С другой стороны, иной комплекс письменных источников, начиная с 1371 г., сообщает о регулярных конфликтах обитателей Готского двора и жителей Михайловой улицы, проходившей южнее Ярославова Дворища, но представленной в качестве соседствующей с иноземцами. Кроме того, раскопками 1968–1970 гг. в районе Михайловой улицы (Готский раскоп) были вскрыты остатки торговых построек с многочисленными находками предметов западноевропейского импорта XIV–XV вв. [1160] Сочетание этих факторов убедило исследователей в необходимости локализовать Готский двор именно на территории, вскрытой раскопками 1968–1970 гг. к югу от Ярославова Дворища. Причем утверждения о подобной локализации обычно сочетались с указанием на то, что и до XIV в. Готский двор в Новгороде был один и располагался на этом же месте[1161].

К сожалению, попытки совместить свидетельства летописи 1152, 1181 гг. и некоторых других письменных источников с материалами археологических раскопок пока не увенчались успехом. Более того, в исследованиях по новгородской топографии стало хорошим тоном отмахиваться от тех письменных известий, которые не позволяют однозначно интерпретировать результаты археологических обследований.

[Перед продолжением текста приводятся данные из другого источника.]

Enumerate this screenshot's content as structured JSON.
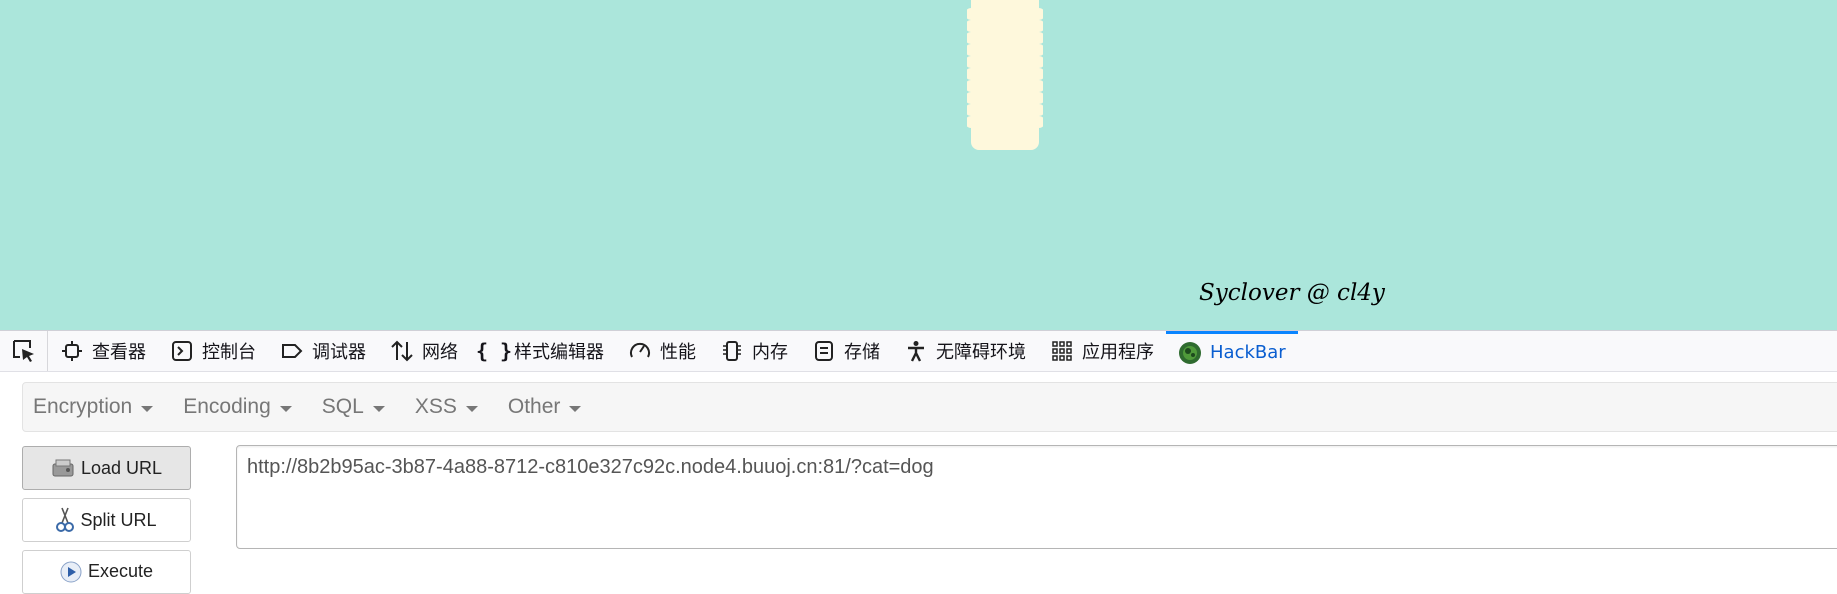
{
  "page": {
    "signature": "Syclover @ cl4y",
    "background_color": "#abe6db",
    "cat_color": "#fef8dc"
  },
  "devtools": {
    "picker_icon": "element-picker-icon",
    "tabs": [
      {
        "label": "查看器",
        "icon": "inspector-icon"
      },
      {
        "label": "控制台",
        "icon": "console-icon"
      },
      {
        "label": "调试器",
        "icon": "debugger-icon"
      },
      {
        "label": "网络",
        "icon": "network-icon"
      },
      {
        "label": "样式编辑器",
        "icon": "style-editor-icon"
      },
      {
        "label": "性能",
        "icon": "performance-icon"
      },
      {
        "label": "内存",
        "icon": "memory-icon"
      },
      {
        "label": "存储",
        "icon": "storage-icon"
      },
      {
        "label": "无障碍环境",
        "icon": "accessibility-icon"
      },
      {
        "label": "应用程序",
        "icon": "application-icon"
      },
      {
        "label": "HackBar",
        "icon": "hackbar-icon",
        "active": true
      }
    ],
    "active_color": "#0a84ff"
  },
  "hackbar": {
    "menus": [
      "Encryption",
      "Encoding",
      "SQL",
      "XSS",
      "Other"
    ],
    "load_url_label": "Load URL",
    "split_url_label": "Split URL",
    "execute_label": "Execute",
    "url_value": "http://8b2b95ac-3b87-4a88-8712-c810e327c92c.node4.buuoj.cn:81/?cat=dog"
  }
}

В частности, это особенно заметно в отношении такого важного комплекса источников, как договорные грамоты Новгорода с немецкими городами и Готландом[1162]. А именно в этих документах совершенно однозначно указывается на существование в первой половине XIII в. в Новгороде одного Немецкого и двух Готских дворов[1163].

Речь идет прежде всего о немецком проекте договорной грамоты Новгорода с Готландом и Любеком 1268/1269 года, где в статье № 26 (по нумерации Ф. Г. фон Бунге) значится:

«Item curiam gildae, quam iidem Gotenses vendiderunt, non tenentur renovatione pontis aliquatenus procurare» («Также о дворе гильдии, который те же готы продали, они не обязаны заботится, как-либо поновляя мостовую»)[1164].

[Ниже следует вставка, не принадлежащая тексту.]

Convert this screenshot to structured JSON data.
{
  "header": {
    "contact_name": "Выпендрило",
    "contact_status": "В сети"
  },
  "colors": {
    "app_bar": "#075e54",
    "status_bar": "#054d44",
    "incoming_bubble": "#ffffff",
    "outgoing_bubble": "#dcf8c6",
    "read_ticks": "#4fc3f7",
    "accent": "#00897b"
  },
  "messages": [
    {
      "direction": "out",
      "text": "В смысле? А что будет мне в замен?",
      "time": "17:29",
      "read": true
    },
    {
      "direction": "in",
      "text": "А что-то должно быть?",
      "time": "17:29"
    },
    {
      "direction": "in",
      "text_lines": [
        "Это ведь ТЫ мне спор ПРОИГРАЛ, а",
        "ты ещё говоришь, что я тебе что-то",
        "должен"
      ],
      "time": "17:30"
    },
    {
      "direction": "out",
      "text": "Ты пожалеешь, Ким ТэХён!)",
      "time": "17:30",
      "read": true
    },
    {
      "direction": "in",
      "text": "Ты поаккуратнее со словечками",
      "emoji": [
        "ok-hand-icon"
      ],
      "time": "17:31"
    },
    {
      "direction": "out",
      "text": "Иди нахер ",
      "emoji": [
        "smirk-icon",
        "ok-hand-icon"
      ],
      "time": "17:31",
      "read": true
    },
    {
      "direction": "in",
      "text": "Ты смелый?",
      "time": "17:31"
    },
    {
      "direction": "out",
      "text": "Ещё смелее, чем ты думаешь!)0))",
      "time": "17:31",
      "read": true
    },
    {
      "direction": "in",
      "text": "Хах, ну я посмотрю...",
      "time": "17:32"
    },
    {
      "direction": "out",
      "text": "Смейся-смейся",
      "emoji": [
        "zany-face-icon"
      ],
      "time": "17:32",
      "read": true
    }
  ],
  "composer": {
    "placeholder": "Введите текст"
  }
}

В том же тексте, но выше, неоднократно говорится и собственно о Готском дворе с церковью и кладбищем св. Олава (Curia Gotensium; ecclesia et cimiterium sancti Olavi), а также о Немецком дворе с церковью и кладбищем св. Петра (curia Theuthonicorum; Sanctus Petrus; Cimiterium sancti Petri). Очевидно, что в цитированном отрывке упомянут другой Готский двор — двор некоей гильдии (братства) купцов с Готланда, который был незадолго перед этим продан ими новгородцам. Игнорирование этого свидетельства тем более удивительно, что оно фактически продублировано в одном из более ранних договоров Новгорода с Готландом, написанном на русском языке и неоднократно изданном. В договорной грамоте Новгорода с Готским берегом, Любеком и немецкими городами о мире и торговле, заключенной от имени Александра Ярославича Невского и его сына Дмитрия около 1263 г., говорится:

«А которыхъ трее дворць въпросили ваша братья посли, а тѣхъ ся есмы отступили по своеи воли»[1165].

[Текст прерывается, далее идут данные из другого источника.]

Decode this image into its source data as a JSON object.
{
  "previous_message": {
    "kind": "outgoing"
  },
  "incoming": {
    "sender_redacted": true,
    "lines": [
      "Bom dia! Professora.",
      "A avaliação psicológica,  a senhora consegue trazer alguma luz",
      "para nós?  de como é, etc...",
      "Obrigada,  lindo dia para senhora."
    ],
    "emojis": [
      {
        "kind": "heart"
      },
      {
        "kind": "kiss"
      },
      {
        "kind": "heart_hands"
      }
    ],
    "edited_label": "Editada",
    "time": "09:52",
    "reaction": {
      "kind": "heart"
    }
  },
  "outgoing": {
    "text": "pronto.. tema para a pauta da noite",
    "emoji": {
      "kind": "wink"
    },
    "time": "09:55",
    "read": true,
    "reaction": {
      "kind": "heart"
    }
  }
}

Здесь сообщается, что послы, которые прибыли около 1262 г. в Новгород на переговоры (немецкий Шиворд, любекский Тидрик и готский Ольстен), просили вернуть им их третий двор («трее дворць»), который они незадолго перед этим сами продали новгородцам («отступили по своеи воли»). В этой просьбе им было отказано.

Сопоставление двух известий позволяет утверждать, что речь идет именно о втором Готском дворе (так называемом «дворе гильдии»). Причем, если привлечь все тот же немецкий проект договора с Новгородом 1268/1269 года, то оказывается, что мы имеем возможность даже предположительно локализовать эту факторию. В указанном документе в статье № 25, непосредственно предшествующей уже цитированной статье № 26, говорится:

«Via a curia Gotensium trans curiam regis usque ad forum libera erit et edificiis inoccupata liber[t]ate, quam rex edidit Constantinus» («Дорога от Готского двора через княжеский двор до торговой площади свободной будет и не занятой постройками, согласно свободе, которую объявил князь Константин»)[1166].

Известие, казалось бы, не относится к нашей теме, но внимательное знакомство с изданием оригинала меняет такое отношение. Дело в том, что первоначально вместо слова «forum» (торг; рыночная площадь) в тексте читалось слово «curiam» (двор), которое было зачеркнуто[1167].

Создается впечатление, что автор грамоты автоматически указал именно тот пункт (curiam, двор), до которого и распространялись привилегии, выданные некогда князем Константином Всеволодовичем, правившим в Новгороде в 1205–1207 гг. Вероятно, в начале XIII в. готские купцы испросили у Новгорода площадку для строительства второго своего двора, нового, располагавшегося на некотором удалении от Торга с южной стороны от Ярославова Дворища (княжеского двора). Для утверждения беспрепятственного сообщения между двумя дворами потребовалось вмешательство князя, который и предписал более никогда не застраивать дорогу, напрямую связывающую новый Готский двор на берегу Волхова (в районе Готского раскопа) и старый Готский двор на Торгу (двор гильдии). Позднее, предположительно, в середине XIII в., в силу необходимости расширения площади Торга, или тесноты помещений, или при снижении интенсивности торговли старый Готский двор («двор гильдии»), располагавшийся к северу от Ярославова Дворища, был готами продан[1168]. Когда же готские и немецкие купцы в ходе переговоров 1262/1263 г. вновь предъявили свои права на дворовую площадку, занимавшую на Торгу одно из ключевых мест, новгородцы им отказали. Однако право беспрепятственно прохода от нового Готского двора до Торга, где теперь готы своего двора не имели, за ними сохранялось. Это положение и зафиксировал автор немецкого проекта договора 1268/1269 г., допустивший столь примечательную описку.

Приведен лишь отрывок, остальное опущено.